氷雨逆巻く天つ風の夜に【完】
指折り数えて考えていた。

…最近の記憶はあやふやな部分が多いのだが――それでも自分の身体のことは分かっていた。


「氷雨さんは私のことよく見てくれてましたよね?」


「え?ああそりゃもちろん…」


「私って、月のものはいつが最後だったか覚えてますか?」


――そう問われた氷雨は、朧は月のものが重たくていつも腹が痛いと苦しんでいたが…晴明に教えてもらった煎じ薬を作っていないことに気付いて軽く目を見開いた。


「ひと月…いや、ふた月位ない…よな。如月の家に行った時すでになくて……え…」


氷雨と朧が顔を見合わせて動揺する中、即行動が信条の朔は、無言のまま紙を手になにやら書いて折りたたみ、鳥の形にして縁側に出ると、空に飛ばした。
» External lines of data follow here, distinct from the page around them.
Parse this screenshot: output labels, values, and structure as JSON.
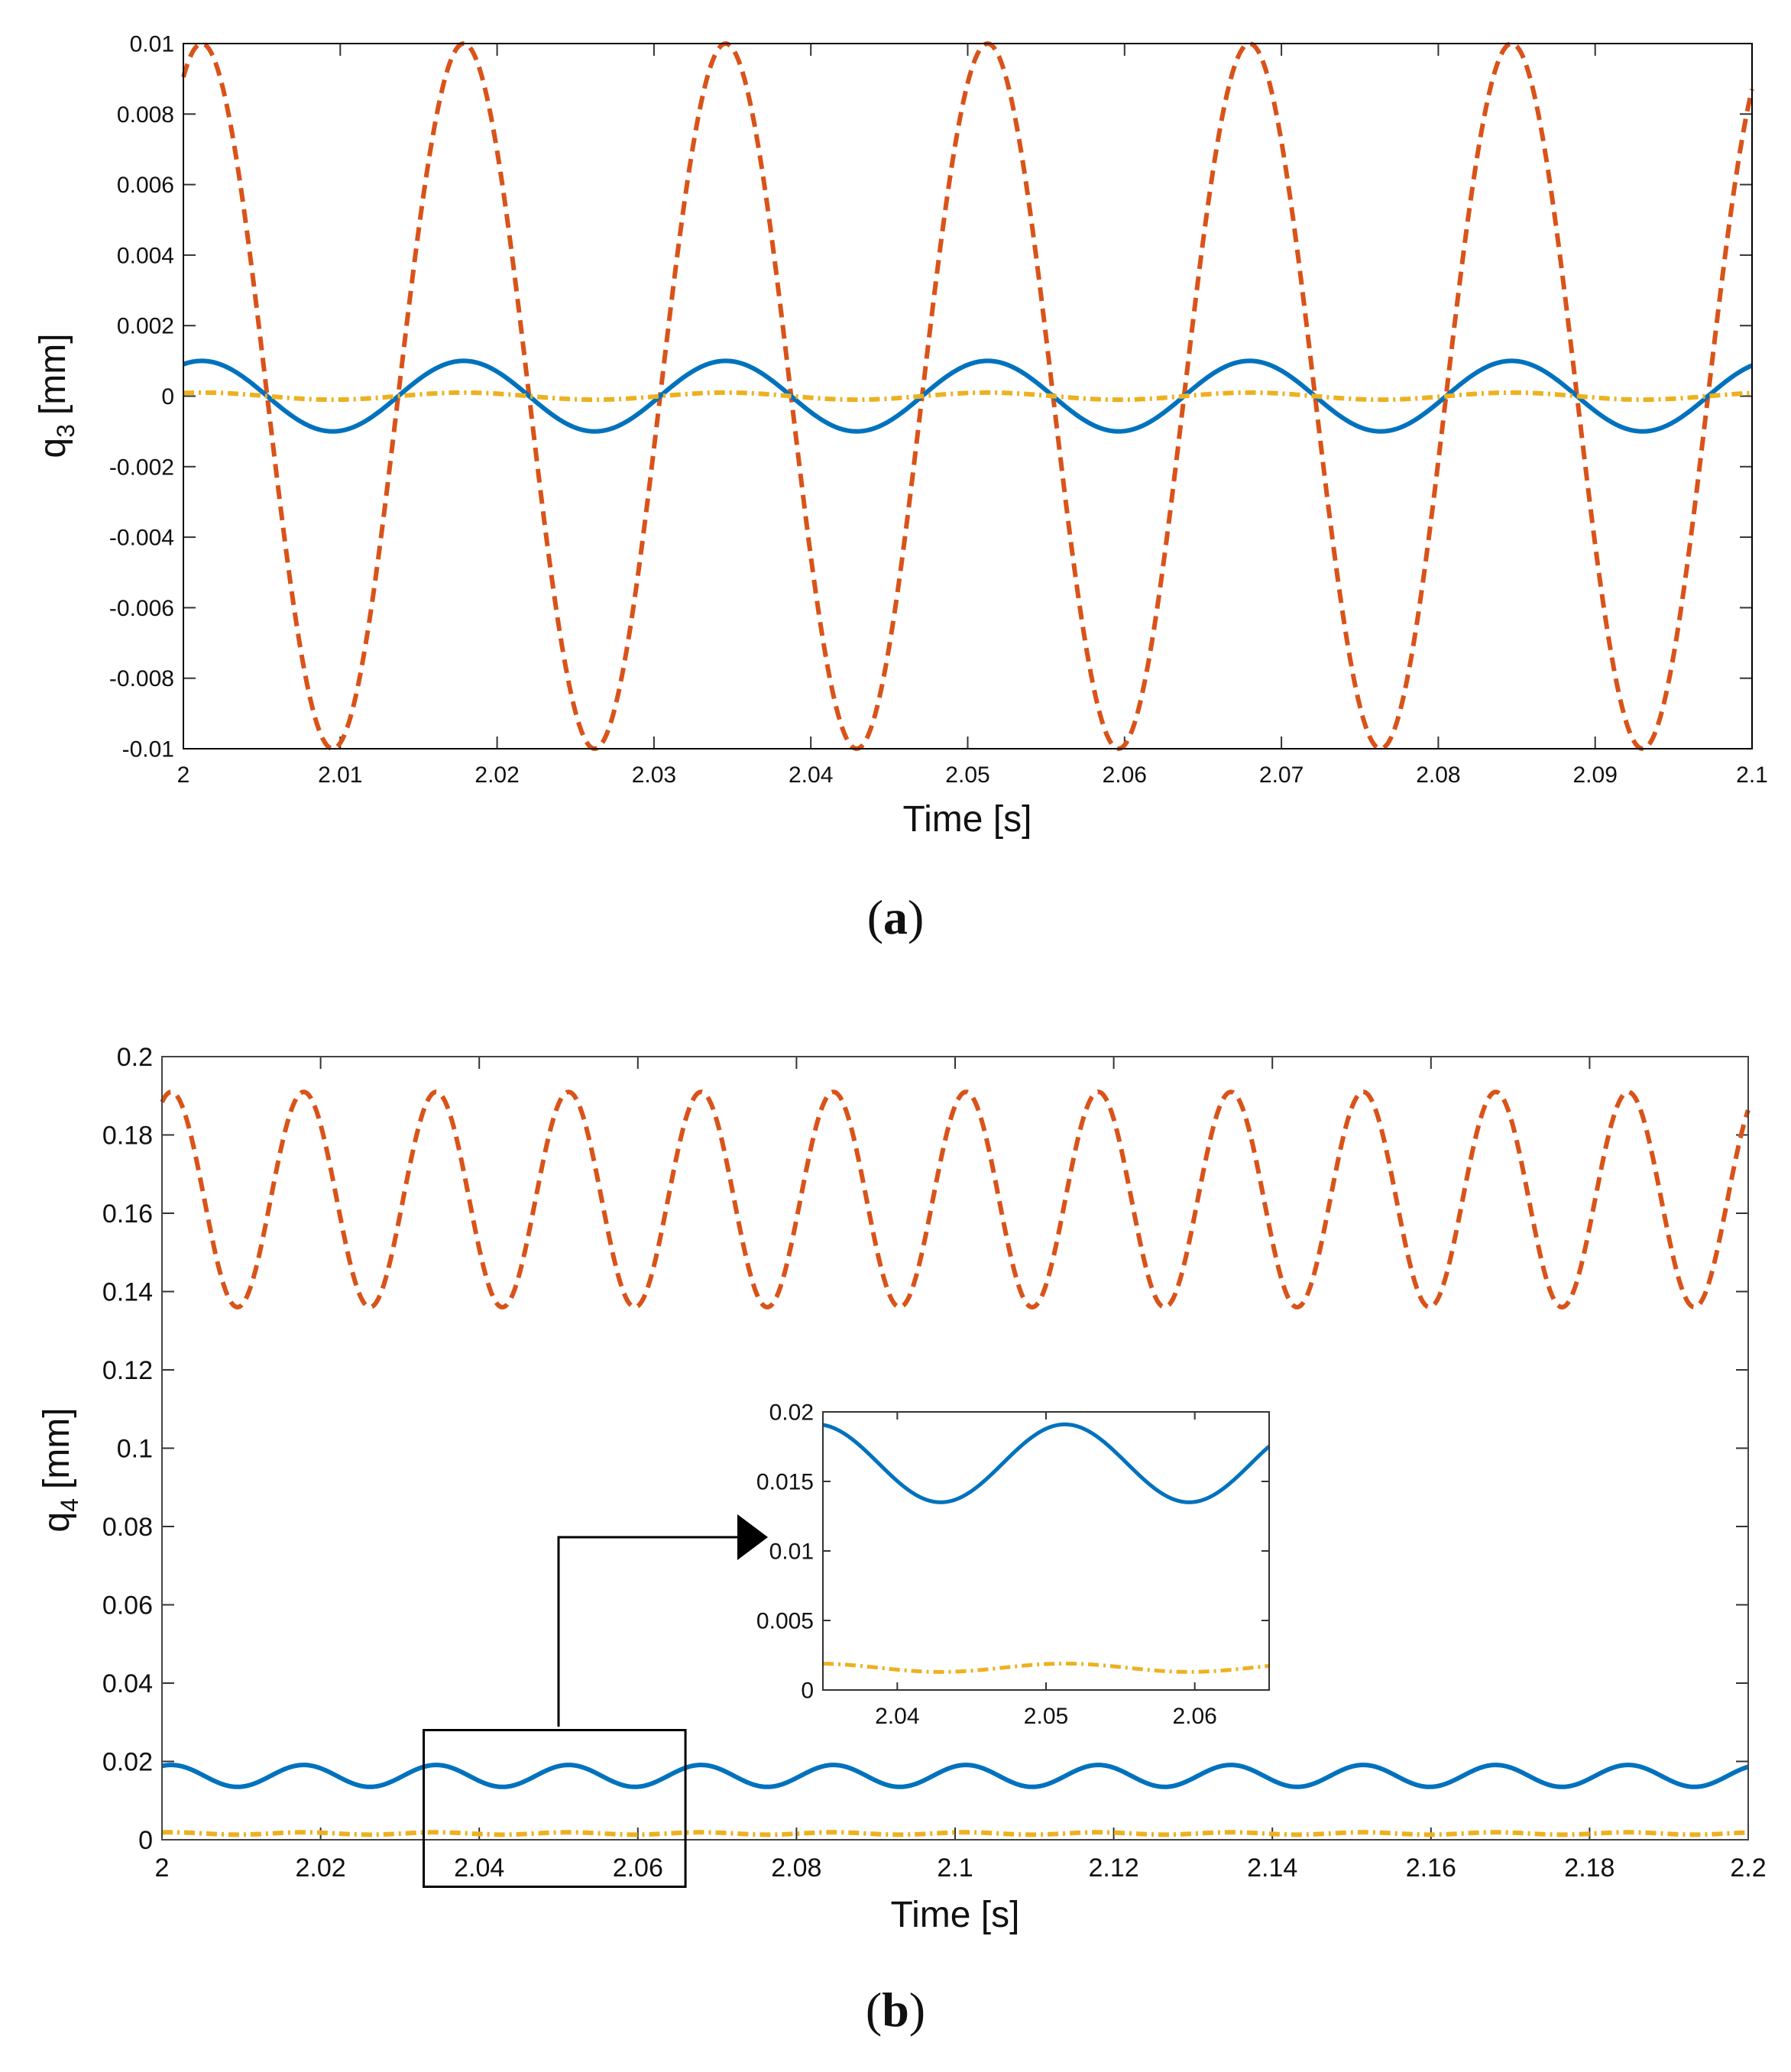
{
  "chart_data": [
    {
      "id": "a",
      "type": "line",
      "panel_label": "(a)",
      "panel_letter": "a",
      "xlabel": "Time [s]",
      "ylabel_base": "q",
      "ylabel_sub": "3",
      "ylabel_unit": "[mm]",
      "xlim": [
        2,
        2.1
      ],
      "ylim": [
        -0.01,
        0.01
      ],
      "xticks": [
        "2",
        "2.01",
        "2.02",
        "2.03",
        "2.04",
        "2.05",
        "2.06",
        "2.07",
        "2.08",
        "2.09",
        "2.1"
      ],
      "yticks": [
        "-0.01",
        "-0.008",
        "-0.006",
        "-0.004",
        "-0.002",
        "0",
        "0.002",
        "0.004",
        "0.006",
        "0.008",
        "0.01"
      ],
      "series": [
        {
          "name": "dashed-orange",
          "color": "#D95319",
          "style": "dashed",
          "offset": 0,
          "amplitude": 0.01,
          "period": 0.0167,
          "phase": 0.18
        },
        {
          "name": "solid-blue",
          "color": "#0072BD",
          "style": "solid",
          "offset": 0,
          "amplitude": 0.001,
          "period": 0.0167,
          "phase": 0.18
        },
        {
          "name": "dashdot-yellow",
          "color": "#EDB120",
          "style": "dashdot",
          "offset": 0,
          "amplitude": 0.0001,
          "period": 0.0167,
          "phase": 0.18
        }
      ]
    },
    {
      "id": "b",
      "type": "line",
      "panel_label": "(b)",
      "panel_letter": "b",
      "xlabel": "Time [s]",
      "ylabel_base": "q",
      "ylabel_sub": "4",
      "ylabel_unit": "[mm]",
      "xlim": [
        2,
        2.2
      ],
      "ylim": [
        0,
        0.2
      ],
      "xticks": [
        "2",
        "2.02",
        "2.04",
        "2.06",
        "2.08",
        "2.1",
        "2.12",
        "2.14",
        "2.16",
        "2.18",
        "2.2"
      ],
      "yticks": [
        "0",
        "0.02",
        "0.04",
        "0.06",
        "0.08",
        "0.1",
        "0.12",
        "0.14",
        "0.16",
        "0.18",
        "0.2"
      ],
      "series": [
        {
          "name": "dashed-orange",
          "color": "#D95319",
          "style": "dashed",
          "offset": 0.1635,
          "amplitude": 0.0275,
          "period": 0.0167,
          "phase": 0.18
        },
        {
          "name": "solid-blue",
          "color": "#0072BD",
          "style": "solid",
          "offset": 0.0163,
          "amplitude": 0.0028,
          "period": 0.0167,
          "phase": 0.18
        },
        {
          "name": "dashdot-yellow",
          "color": "#EDB120",
          "style": "dashdot",
          "offset": 0.0016,
          "amplitude": 0.0003,
          "period": 0.0167,
          "phase": 0.18
        }
      ],
      "zoom_box": {
        "xlim": [
          2.033,
          2.066
        ],
        "ylim": [
          -0.012,
          0.028
        ]
      },
      "inset": {
        "xlim": [
          2.035,
          2.065
        ],
        "ylim": [
          0,
          0.02
        ],
        "xticks": [
          "2.04",
          "2.05",
          "2.06"
        ],
        "yticks": [
          "0",
          "0.005",
          "0.01",
          "0.015",
          "0.02"
        ]
      }
    }
  ]
}
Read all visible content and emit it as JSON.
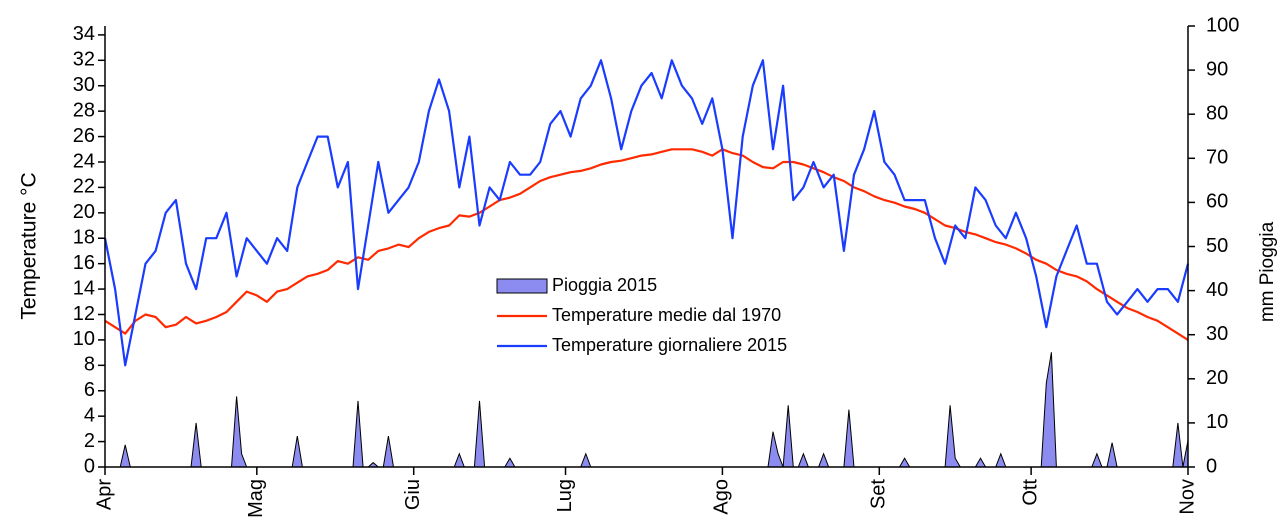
{
  "chart_data": {
    "type": "line",
    "y_label": "Temperature °C",
    "y2_label": "mm Pioggia",
    "legend": "center",
    "xlim": [
      0,
      214
    ],
    "xticks": [
      {
        "value": 0,
        "label": "Apr"
      },
      {
        "value": 30,
        "label": "Mag"
      },
      {
        "value": 61,
        "label": "Giu"
      },
      {
        "value": 91,
        "label": "Lug"
      },
      {
        "value": 122,
        "label": "Ago"
      },
      {
        "value": 153,
        "label": "Set"
      },
      {
        "value": 183,
        "label": "Ott"
      },
      {
        "value": 214,
        "label": "Nov"
      }
    ],
    "ylim": [
      0,
      34.7
    ],
    "yticks": [
      0,
      2,
      4,
      6,
      8,
      10,
      12,
      14,
      16,
      18,
      20,
      22,
      24,
      26,
      28,
      30,
      32,
      34
    ],
    "y2lim": [
      0,
      100
    ],
    "y2ticks": [
      0,
      10,
      20,
      30,
      40,
      50,
      60,
      70,
      80,
      90,
      100
    ],
    "x": [
      0,
      2,
      4,
      6,
      8,
      10,
      12,
      14,
      16,
      18,
      20,
      22,
      24,
      26,
      28,
      30,
      32,
      34,
      36,
      38,
      40,
      42,
      44,
      46,
      48,
      50,
      52,
      54,
      56,
      58,
      60,
      62,
      64,
      66,
      68,
      70,
      72,
      74,
      76,
      78,
      80,
      82,
      84,
      86,
      88,
      90,
      92,
      94,
      96,
      98,
      100,
      102,
      104,
      106,
      108,
      110,
      112,
      114,
      116,
      118,
      120,
      122,
      124,
      126,
      128,
      130,
      132,
      134,
      136,
      138,
      140,
      142,
      144,
      146,
      148,
      150,
      152,
      154,
      156,
      158,
      160,
      162,
      164,
      166,
      168,
      170,
      172,
      174,
      176,
      178,
      180,
      182,
      184,
      186,
      188,
      190,
      192,
      194,
      196,
      198,
      200,
      202,
      204,
      206,
      208,
      210,
      212,
      214
    ],
    "series": [
      {
        "name": "Pioggia 2015",
        "color": "#8c8cf0",
        "axis": "y2",
        "kind": "area",
        "x": [
          0,
          3,
          4,
          5,
          17,
          18,
          19,
          25,
          26,
          27,
          28,
          37,
          38,
          39,
          49,
          50,
          51,
          52,
          53,
          54,
          55,
          56,
          57,
          69,
          70,
          71,
          73,
          74,
          75,
          79,
          80,
          81,
          94,
          95,
          96,
          131,
          132,
          133,
          134,
          135,
          136,
          137,
          138,
          139,
          141,
          142,
          143,
          146,
          147,
          148,
          157,
          158,
          159,
          166,
          167,
          168,
          169,
          172,
          173,
          174,
          176,
          177,
          178,
          185,
          186,
          187,
          188,
          195,
          196,
          197,
          198,
          199,
          200,
          211,
          212,
          213,
          214
        ],
        "values": [
          0,
          0,
          5,
          0,
          0,
          10,
          0,
          0,
          16,
          3,
          0,
          0,
          7,
          0,
          0,
          15,
          0,
          0,
          1,
          0,
          0,
          7,
          0,
          0,
          3,
          0,
          0,
          15,
          0,
          0,
          2,
          0,
          0,
          3,
          0,
          0,
          8,
          3,
          0,
          14,
          0,
          0,
          3,
          0,
          0,
          3,
          0,
          0,
          13,
          0,
          0,
          2,
          0,
          0,
          14,
          2,
          0,
          0,
          2,
          0,
          0,
          3,
          0,
          0,
          19,
          26,
          0,
          0,
          3,
          0,
          0,
          5.5,
          0,
          0,
          10,
          0,
          6
        ]
      },
      {
        "name": "Temperature medie dal 1970",
        "color": "#ff2a00",
        "values": [
          11.5,
          11,
          10.5,
          11.5,
          12,
          11.8,
          11,
          11.2,
          11.8,
          11.3,
          11.5,
          11.8,
          12.2,
          13,
          13.8,
          13.5,
          13,
          13.8,
          14,
          14.5,
          15,
          15.2,
          15.5,
          16.2,
          16,
          16.5,
          16.3,
          17,
          17.2,
          17.5,
          17.3,
          18,
          18.5,
          18.8,
          19,
          19.8,
          19.7,
          20,
          20.5,
          21,
          21.2,
          21.5,
          22,
          22.5,
          22.8,
          23,
          23.2,
          23.3,
          23.5,
          23.8,
          24,
          24.1,
          24.3,
          24.5,
          24.6,
          24.8,
          25,
          25,
          25,
          24.8,
          24.5,
          25,
          24.7,
          24.5,
          24,
          23.6,
          23.5,
          24,
          24,
          23.8,
          23.5,
          23.2,
          22.8,
          22.5,
          22,
          21.7,
          21.3,
          21,
          20.8,
          20.5,
          20.3,
          20,
          19.5,
          19,
          18.8,
          18.5,
          18.3,
          18,
          17.7,
          17.5,
          17.2,
          16.8,
          16.3,
          16,
          15.5,
          15.2,
          15,
          14.6,
          14,
          13.5,
          13,
          12.5,
          12.2,
          11.8,
          11.5,
          11,
          10.5,
          10
        ]
      },
      {
        "name": "Temperature giornaliere 2015",
        "color": "#1a3cff",
        "values": [
          18,
          14,
          8,
          12,
          16,
          17,
          20,
          21,
          16,
          14,
          18,
          18,
          20,
          15,
          18,
          17,
          16,
          18,
          17,
          22,
          24,
          26,
          26,
          22,
          24,
          14,
          19,
          24,
          20,
          21,
          22,
          24,
          28,
          30.5,
          28,
          22,
          26,
          19,
          22,
          21,
          24,
          23,
          23,
          24,
          27,
          28,
          26,
          29,
          30,
          32,
          29,
          25,
          28,
          30,
          31,
          29,
          32,
          30,
          29,
          27,
          29,
          25,
          18,
          26,
          30,
          32,
          25,
          30,
          21,
          22,
          24,
          22,
          23,
          17,
          23,
          25,
          28,
          24,
          23,
          21,
          21,
          21,
          18,
          16,
          19,
          18,
          22,
          21,
          19,
          18,
          20,
          18,
          15,
          11,
          15,
          17,
          19,
          16,
          16,
          13,
          12,
          13,
          14,
          13,
          14,
          14,
          13,
          16
        ]
      }
    ]
  }
}
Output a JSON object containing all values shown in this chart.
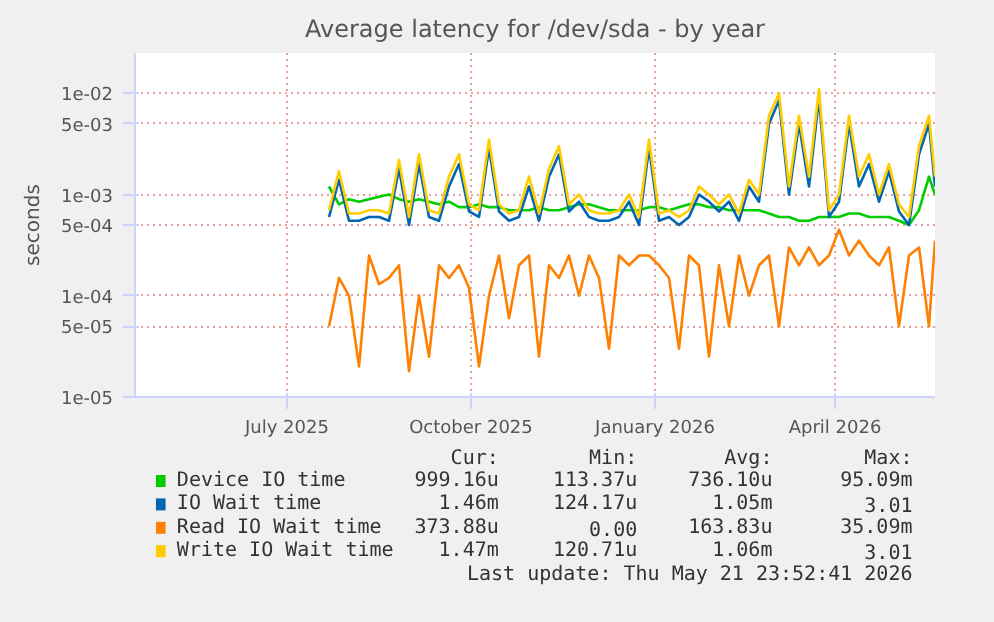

「お祖父様に来て頂く。最近の朧は体調が悪かったから、そのせいで月のものが止まっているのかもしれない」


「俺に…俺たちに…子が…?」


「…おい、俺の話を聞け」


「あつつつつっ!熱い!」


朔に思い切り頬を引っ張られた氷雨が叫ぶと、確かにそうだな、と冷静になって思った。

かつて朧は自分ではない子を身籠ったのではと思い悩み、独りで出奔した経緯がある。


「そ、そうだよな、体調悪かったんだもんな。よし朧、晴明が来るまでまだ間があるから寝とけ。いや、寝てくれ」


「で、でも…私…赤ちゃんが…?」


「お祖父様に診て頂いたらすぐ分かるから、俺からもお願いするよ。雪男を傍につけるから寝ていて」


朔にもお願いされてようようと頷いた朧は、氷雨にさっと抱えられて居間から連れ出された。


「赤ちゃん…」


「いーや、お前勘違いして大騒動になったことあるから違う可能性が高い。どっちにしろ安静にしてくれよ」


「は、はい」


氷雨の胸元をきゅっと握り締めて不安と動揺を共有した。